Se eu não estivesse também dentro de «esta
coisa», diria: Bem hajam os que aceitaram a luta áspera e esgotante, porque o
sacrifício não será inútil; e do seu esforço, mais cedo ou mais tarde, surgirá
o triunfo da arte, que ambicionaram.
Não culpemos ninguém, não ! Todavia… que
tristeza na pátria de Camilo e Soares dos Reis ! Os artistas têm que contar com
eles próprios para a realização das suas aspirações artísticas, embora não
desdenhando alguma colaboração que a eles venham acertadamente.
Nem só de jornais vive o caricaturista, e se já falamos das bonecas de trapos caricaturais de Júlio de Sousa, e de escultura humorística, nesta década de quarenta, surge um rapaz que deixaria escola de Caricatura em Madeira. É ele Manuel Piló, que chegaria a ter uma "barraca" na Feira Popular (por onde andava também o Stuart a trabalhar, e com negócio montado de "leitura de Sina" e outras invenções. Pouco sabemos deste artista, no percurso anterior, e após a sua partida para o Brasil em 1945. Sobre a sua obra, temos alguns recortes de jornal. Luíz de Oliveira Guimarães em a "República" (de 17/4/1941) fala de "Figuras de madeira - Pilóchio":
Quantos artistas esplêndidos há por aí que
o grande público inteiramente desconhece ou que, pelo menos, não conhece tanto
como era legítimo que conhecesse ! Por exemplo: este de que falo hoje.

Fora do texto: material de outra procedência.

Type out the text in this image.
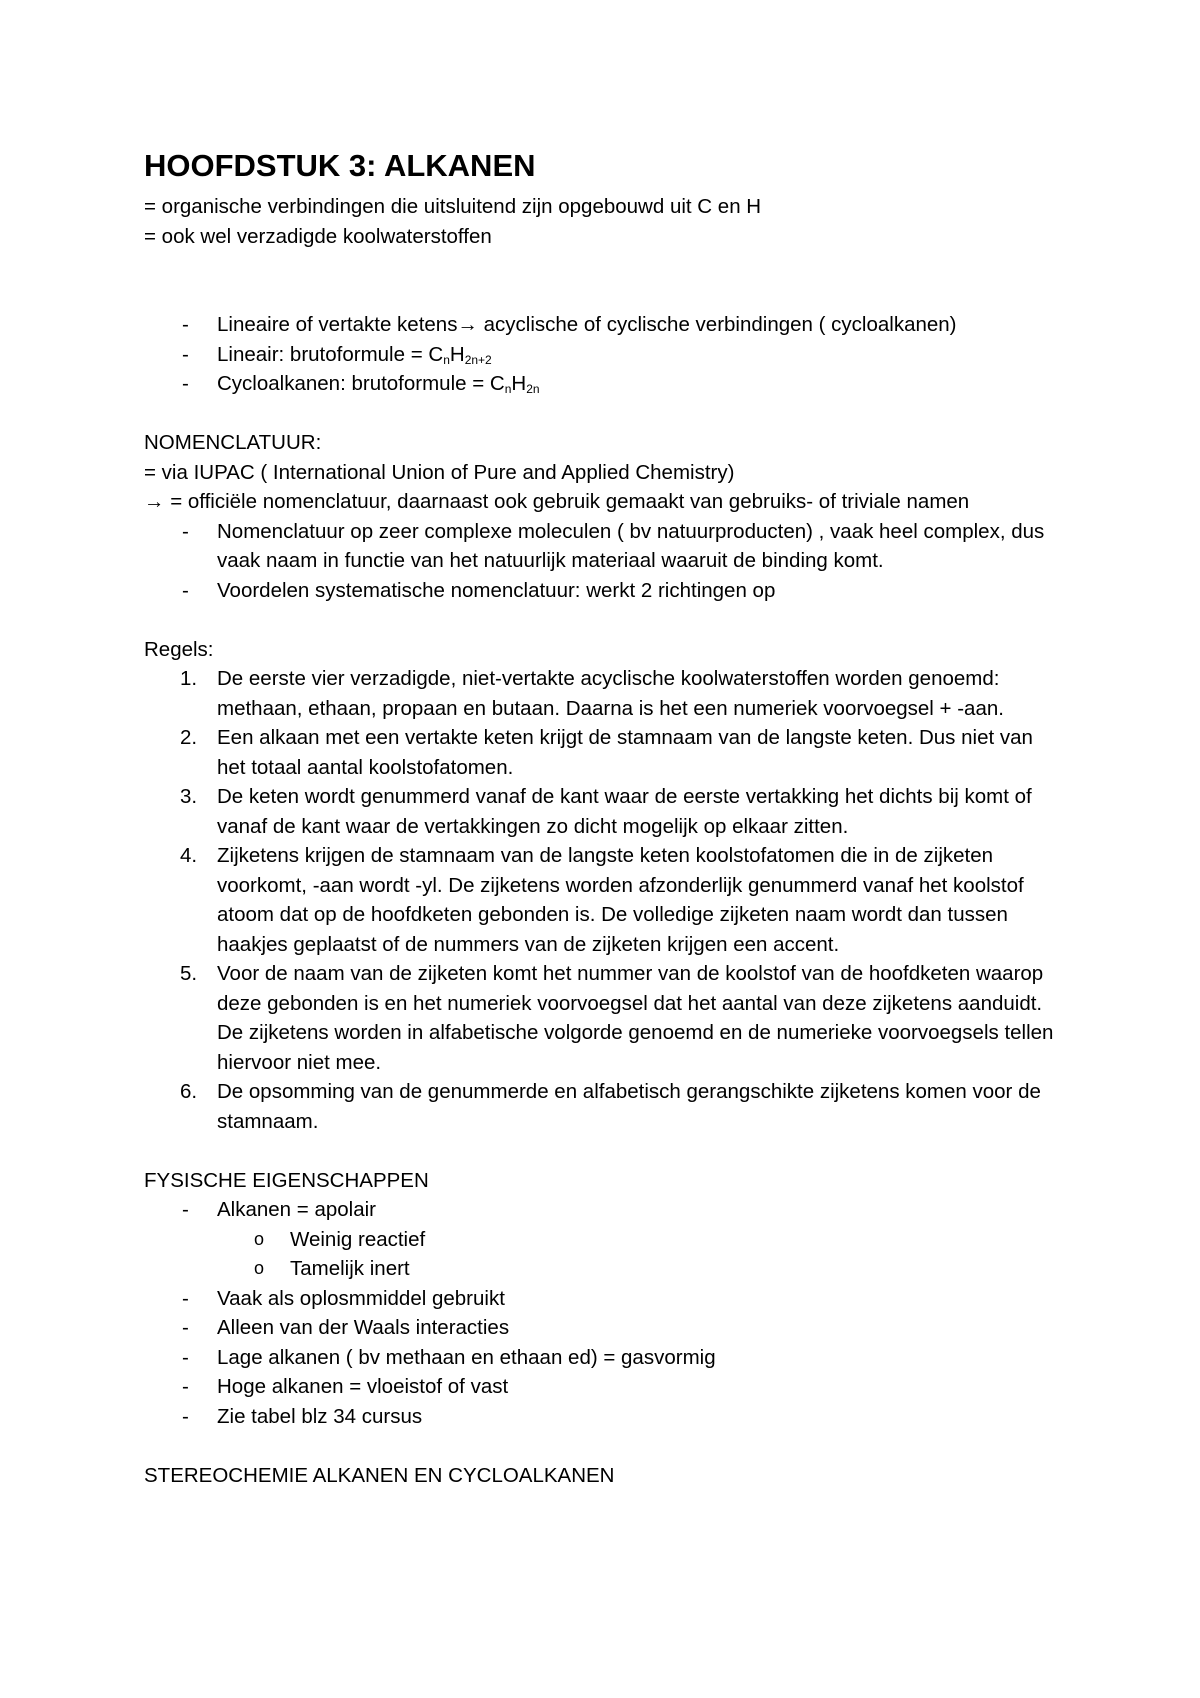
HOOFDSTUK 3: ALKANEN

= organische verbindingen die uitsluitend zijn opgebouwd uit C en H

= ook wel verzadigde koolwaterstoffen

- Lineaire of vertakte ketens→ acyclische of cyclische verbindingen ( cycloalkanen)
- Lineair: brutoformule = $C_nH_{2n+2}$
- Cycloalkanen: brutoformule = $C_nH_{2n}$

NOMENCLATUUR:

= via IUPAC ( International Union of Pure and Applied Chemistry)

→ = officiële nomenclatuur, daarnaast ook gebruik gemaakt van gebruiks- of triviale namen

- Nomenclatuur op zeer complexe moleculen ( bv natuurproducten) , vaak heel complex, dus vaak naam in functie van het natuurlijk materiaal waaruit de binding komt.
- Voordelen systematische nomenclatuur: werkt 2 richtingen op

Regels:

1. De eerste vier verzadigde, niet-vertakte acyclische koolwaterstoffen worden genoemd: methaan, ethaan, propaan en butaan. Daarna is het een numeriek voorvoegsel + -aan.
2. Een alkaan met een vertakte keten krijgt de stamnaam van de langste keten. Dus niet van het totaal aantal koolstofatomen.
3. De keten wordt genummerd vanaf de kant waar de eerste vertakking het dichts bij komt of vanaf de kant waar de vertakkingen zo dicht mogelijk op elkaar zitten.
4. Zijketens krijgen de stamnaam van de langste keten koolstofatomen die in de zijketen voorkomt, -aan wordt -yl. De zijketens worden afzonderlijk genummerd vanaf het koolstof atoom dat op de hoofdketen gebonden is. De volledige zijketen naam wordt dan tussen haakjes geplaatst of de nummers van de zijketen krijgen een accent.
5. Voor de naam van de zijketen komt het nummer van de koolstof van de hoofdketen waarop deze gebonden is en het numeriek voorvoegsel dat het aantal van deze zijketens aanduidt. De zijketens worden in alfabetische volgorde genoemd en de numerieke voorvoegsels tellen hiervoor niet mee.
6. De opsomming van de genummerde en alfabetisch gerangschikte zijketens komen voor de stamnaam.

FYSISCHE EIGENSCHAPPEN

- Alkanen = apolair
o Weinig reactief
o Tamelijk inert
- Vaak als oplosmmiddel gebruikt
- Alleen van der Waals interacties
- Lage alkanen ( bv methaan en ethaan ed) = gasvormig
- Hoge alkanen = vloeistof of vast
- Zie tabel blz 34 cursus

STEREOCHEMIE ALKANEN EN CYCLOALKANEN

Há tempos começaram a aparecer à venda na
montra de uma papelaria da moda umas curiosas figuritas representando tipos
regionais portugueses e que nos eram dadas ou por meio de aguarela ou por meio
de sobreposições de papel colorido recortado; mas, de uma maneira ou de outra,
caracterizadas, todas elas, por uma graça, uma intenção, um movimento, um poder
de comunicação visual que não eram vulgares. assinava-as um nome que eu durante
bastante tempo supus, confesso, um pseudónimo: «Piló». Há dias, ao passar pela
papelaria, uma nova série de figuras expostas na monta atraiu, inesperadamente
a minha atenção. Representavam cinco ou seis tipos regionais; eram recortadas
ou, melhor, esculpidas em madeira; o artista que as modelou pintara-as de cores
vivas; não tinham qualquer indicação que nos permitisse identificar o seu autor
- mas constituíam, na sua pitoresca e colorida simplicidade, verdadeiras
obras-primas. Não resisti, entrei na loja, perguntei quem fizera aquelas
pequenas maravilhas. Disseram-me um nome:
- Piló
- Ah ! São do Piló ?
- São.
- Mas quem é o Piló ?
- O Piló é o Piló…
O artista chamava-se Manuel Piló. Piló era
afinal o pseudónimo do seu próprio nome. Creio que poucas vezes alguém se terá
tão misteriosamente dentro da sua individualidade. Não tardou muito que eu
viesse a conhecer o artista e a visitar a sua própria oficina - permita-se-me a
expressão - improvisada num recanto da sua casa, tão alegre e acolhedora. Ao
examinar aquelas dez, quinze, vinte figuras de madeira que pousavam, à minha
volta, algumas delas ainda frescas de tinta, lembrei-me da história do
Pinócchio. Por um momento tive a impressão de que o velho Geppetto - o célebre
fabricante de bonecos de pau - surgira diante de mim, transmudado num rapaz de
trinta e tantos anos, vivo sorridente, cultíssimo, vestido num impecável
jaquetão claro em cuja botoeira resplandecia uma flor vermelha.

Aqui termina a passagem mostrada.